Black Light White Light share video for ‘King Kong’

Black Light White Light

Black Light White Light share video for King Kong, which is lifted from their new album ‘Horizons’ released March 23rd via Forward Backwards Recordings. Watch the clip via YouTube below.

Mining the rich territories of The Velvet Underground and the 90’s Madchester movement, and combining with the sound of classic 4AD, the Danish / Swedish troupe Black Light White Light shine a light into dark corners often left alone in contemporary psychedelic indie-rock. Based in Malmo, Sweden the musical project is centred on the Danish singer, guitarist and songwriter Martin Ejlertsen.

The creation of the band’s forthcoming third album ‘Horizons’ began in early 2015, with Ejlertsen taking stock of their catalogue to date, and looking for a new vantage point from which to approach his music. With a desire to make a dark pop record with razor-sharp rock songs, new material slowly began to unfold in a basement studio, deep underground in Copenhagen, where the band twisted their ideas and sketches in co-operation with a new drummer, Viktor Höber, and producer/ engineer and fellow musician Christian Ki.

Citing film as a huge influence on his music – in particular the works of David Lynch and Danish film maker Nicolas Winding Refn – Ejlertsen began to experiment in coupling Lynch-ian concepts of duality, visions, and dream states, with the bloody self-destruction and gallows humour that pervades Refn’s work.
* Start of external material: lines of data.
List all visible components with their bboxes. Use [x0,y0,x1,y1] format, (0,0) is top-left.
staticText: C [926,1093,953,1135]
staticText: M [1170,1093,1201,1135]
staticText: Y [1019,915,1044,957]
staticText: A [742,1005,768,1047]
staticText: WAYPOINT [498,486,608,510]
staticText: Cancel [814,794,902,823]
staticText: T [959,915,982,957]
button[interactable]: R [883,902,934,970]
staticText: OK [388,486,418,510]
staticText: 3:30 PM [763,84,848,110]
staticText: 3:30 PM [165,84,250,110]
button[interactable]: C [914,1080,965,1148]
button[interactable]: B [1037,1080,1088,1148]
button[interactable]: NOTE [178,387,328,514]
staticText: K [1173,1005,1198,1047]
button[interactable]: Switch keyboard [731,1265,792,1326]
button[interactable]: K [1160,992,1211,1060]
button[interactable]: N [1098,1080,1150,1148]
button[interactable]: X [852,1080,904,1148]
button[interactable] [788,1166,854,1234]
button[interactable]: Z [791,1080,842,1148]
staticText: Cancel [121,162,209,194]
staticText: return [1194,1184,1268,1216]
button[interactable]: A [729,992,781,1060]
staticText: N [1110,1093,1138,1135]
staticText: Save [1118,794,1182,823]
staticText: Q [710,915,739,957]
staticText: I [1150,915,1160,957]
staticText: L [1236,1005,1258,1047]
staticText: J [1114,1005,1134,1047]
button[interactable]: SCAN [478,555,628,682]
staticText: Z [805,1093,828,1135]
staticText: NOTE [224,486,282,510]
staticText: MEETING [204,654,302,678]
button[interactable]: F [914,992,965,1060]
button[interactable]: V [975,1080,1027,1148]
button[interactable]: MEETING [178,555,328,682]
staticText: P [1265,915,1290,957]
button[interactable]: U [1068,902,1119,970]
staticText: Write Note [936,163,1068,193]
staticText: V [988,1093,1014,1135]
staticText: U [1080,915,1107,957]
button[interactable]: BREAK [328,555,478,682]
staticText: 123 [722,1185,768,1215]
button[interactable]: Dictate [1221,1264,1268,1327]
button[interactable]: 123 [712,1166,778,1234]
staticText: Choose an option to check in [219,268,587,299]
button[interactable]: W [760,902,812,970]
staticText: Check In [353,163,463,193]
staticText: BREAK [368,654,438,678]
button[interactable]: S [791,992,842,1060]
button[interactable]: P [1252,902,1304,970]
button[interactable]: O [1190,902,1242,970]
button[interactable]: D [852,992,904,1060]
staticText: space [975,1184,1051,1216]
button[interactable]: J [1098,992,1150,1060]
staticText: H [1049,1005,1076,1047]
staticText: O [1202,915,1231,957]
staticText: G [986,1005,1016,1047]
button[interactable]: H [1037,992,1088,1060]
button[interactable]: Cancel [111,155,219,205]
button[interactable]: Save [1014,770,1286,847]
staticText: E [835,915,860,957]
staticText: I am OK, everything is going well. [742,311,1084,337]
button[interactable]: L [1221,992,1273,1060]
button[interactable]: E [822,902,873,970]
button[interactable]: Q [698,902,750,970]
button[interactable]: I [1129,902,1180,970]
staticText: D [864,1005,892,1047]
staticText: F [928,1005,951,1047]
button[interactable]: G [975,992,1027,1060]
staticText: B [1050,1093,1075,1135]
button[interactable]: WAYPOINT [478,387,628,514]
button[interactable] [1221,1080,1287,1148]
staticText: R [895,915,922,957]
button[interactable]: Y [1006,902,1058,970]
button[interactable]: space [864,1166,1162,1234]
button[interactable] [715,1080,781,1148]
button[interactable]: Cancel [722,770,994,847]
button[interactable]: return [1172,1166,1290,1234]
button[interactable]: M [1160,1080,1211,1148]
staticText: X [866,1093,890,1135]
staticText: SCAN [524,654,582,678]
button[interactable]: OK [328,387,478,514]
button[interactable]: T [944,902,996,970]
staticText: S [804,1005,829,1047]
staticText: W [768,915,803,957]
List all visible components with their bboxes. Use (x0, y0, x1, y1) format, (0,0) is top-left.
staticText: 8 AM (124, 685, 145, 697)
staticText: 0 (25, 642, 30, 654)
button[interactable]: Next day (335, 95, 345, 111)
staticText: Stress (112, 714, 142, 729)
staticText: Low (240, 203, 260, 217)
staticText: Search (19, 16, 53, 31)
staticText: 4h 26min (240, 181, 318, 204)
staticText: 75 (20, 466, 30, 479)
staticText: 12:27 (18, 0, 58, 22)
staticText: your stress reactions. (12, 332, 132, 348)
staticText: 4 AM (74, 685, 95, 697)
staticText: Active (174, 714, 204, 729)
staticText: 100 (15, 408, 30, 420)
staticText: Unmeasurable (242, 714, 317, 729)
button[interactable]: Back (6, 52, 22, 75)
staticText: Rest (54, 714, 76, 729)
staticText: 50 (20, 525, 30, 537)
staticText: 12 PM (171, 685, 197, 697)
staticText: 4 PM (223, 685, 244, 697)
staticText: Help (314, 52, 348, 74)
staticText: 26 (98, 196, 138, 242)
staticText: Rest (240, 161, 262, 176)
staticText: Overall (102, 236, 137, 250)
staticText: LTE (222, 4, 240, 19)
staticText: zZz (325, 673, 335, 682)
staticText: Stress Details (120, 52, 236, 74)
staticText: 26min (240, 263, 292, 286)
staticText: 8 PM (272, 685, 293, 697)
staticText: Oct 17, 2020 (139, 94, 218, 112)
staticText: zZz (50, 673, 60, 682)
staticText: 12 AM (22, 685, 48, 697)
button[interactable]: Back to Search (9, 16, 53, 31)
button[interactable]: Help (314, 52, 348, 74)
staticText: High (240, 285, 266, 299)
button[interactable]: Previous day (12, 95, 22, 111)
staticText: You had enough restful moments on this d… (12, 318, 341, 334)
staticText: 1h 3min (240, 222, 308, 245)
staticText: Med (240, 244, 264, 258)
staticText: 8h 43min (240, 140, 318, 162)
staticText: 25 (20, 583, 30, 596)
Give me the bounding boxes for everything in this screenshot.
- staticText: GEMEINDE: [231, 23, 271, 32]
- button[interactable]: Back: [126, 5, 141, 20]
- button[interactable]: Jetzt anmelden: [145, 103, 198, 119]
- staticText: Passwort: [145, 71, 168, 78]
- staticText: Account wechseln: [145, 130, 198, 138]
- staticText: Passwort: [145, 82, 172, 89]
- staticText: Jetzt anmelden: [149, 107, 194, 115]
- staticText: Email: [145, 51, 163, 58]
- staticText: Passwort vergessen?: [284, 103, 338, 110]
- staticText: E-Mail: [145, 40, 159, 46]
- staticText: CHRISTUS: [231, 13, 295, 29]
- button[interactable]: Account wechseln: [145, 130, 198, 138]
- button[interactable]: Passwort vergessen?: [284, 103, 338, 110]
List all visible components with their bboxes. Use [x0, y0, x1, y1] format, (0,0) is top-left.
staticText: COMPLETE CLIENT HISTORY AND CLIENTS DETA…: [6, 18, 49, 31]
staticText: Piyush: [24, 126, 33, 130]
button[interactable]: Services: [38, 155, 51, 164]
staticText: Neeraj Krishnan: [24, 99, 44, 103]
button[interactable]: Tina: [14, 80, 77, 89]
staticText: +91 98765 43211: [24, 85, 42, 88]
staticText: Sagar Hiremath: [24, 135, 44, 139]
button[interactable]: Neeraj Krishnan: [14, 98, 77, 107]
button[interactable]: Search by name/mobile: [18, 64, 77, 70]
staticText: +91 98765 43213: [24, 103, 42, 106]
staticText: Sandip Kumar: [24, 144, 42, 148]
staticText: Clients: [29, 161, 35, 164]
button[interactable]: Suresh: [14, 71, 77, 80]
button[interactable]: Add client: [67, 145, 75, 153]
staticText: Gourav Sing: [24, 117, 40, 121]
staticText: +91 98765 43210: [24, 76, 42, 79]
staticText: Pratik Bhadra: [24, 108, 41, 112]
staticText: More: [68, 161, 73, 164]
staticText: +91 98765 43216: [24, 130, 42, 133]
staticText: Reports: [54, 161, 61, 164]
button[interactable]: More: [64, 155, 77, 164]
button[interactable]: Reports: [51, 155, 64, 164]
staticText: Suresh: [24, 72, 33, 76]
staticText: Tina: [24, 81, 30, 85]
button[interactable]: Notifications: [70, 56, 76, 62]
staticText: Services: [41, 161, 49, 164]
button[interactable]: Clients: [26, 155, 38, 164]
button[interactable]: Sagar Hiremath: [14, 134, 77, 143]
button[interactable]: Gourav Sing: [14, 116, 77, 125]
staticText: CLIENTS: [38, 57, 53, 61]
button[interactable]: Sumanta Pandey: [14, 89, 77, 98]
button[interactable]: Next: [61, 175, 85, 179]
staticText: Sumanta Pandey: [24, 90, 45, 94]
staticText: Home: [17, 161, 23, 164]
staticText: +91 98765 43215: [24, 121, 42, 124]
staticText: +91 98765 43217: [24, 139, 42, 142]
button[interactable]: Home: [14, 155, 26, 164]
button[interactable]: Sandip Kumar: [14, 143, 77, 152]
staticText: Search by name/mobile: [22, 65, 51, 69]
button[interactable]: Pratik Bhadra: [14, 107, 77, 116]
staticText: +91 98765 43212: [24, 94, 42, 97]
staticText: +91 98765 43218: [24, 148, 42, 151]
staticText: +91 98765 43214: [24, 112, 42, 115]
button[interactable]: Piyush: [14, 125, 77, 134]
With one eye on the Factory Records era, Horizons introduces undulating keyboards as a new and fundamental element of the sound, making the songs breezy yet intrusive, with harmonies and chiming delay guitars under attack with fuzz, all enveloped in dark and pervasive melancholic melodies.

Ejlertsen talks about new single King Kong: “The theme to King Kong deals with a personal craving for wild passion that hits you so hard, that your life is turned upside down. The constant striving after the ultimate state where lived life and uncontrollable emotions are lifting you up in a new state of mind – like a drug of love. Like something you strive after but really cannot explain. It is beautiful and also terrifying scary. Like a monster. It attracts and repels at one time”.

“This song was the first written for the new album. And one of the hardest songs I’ve done to record. Mainly because it really took some time to figure out the right structure and how to catch the right atmosphere. We did a lot of rebuilding, editing back and forward in the studio with this one, but in the end it turned out to be one of my absolute top tracks ever recorded. I love it.”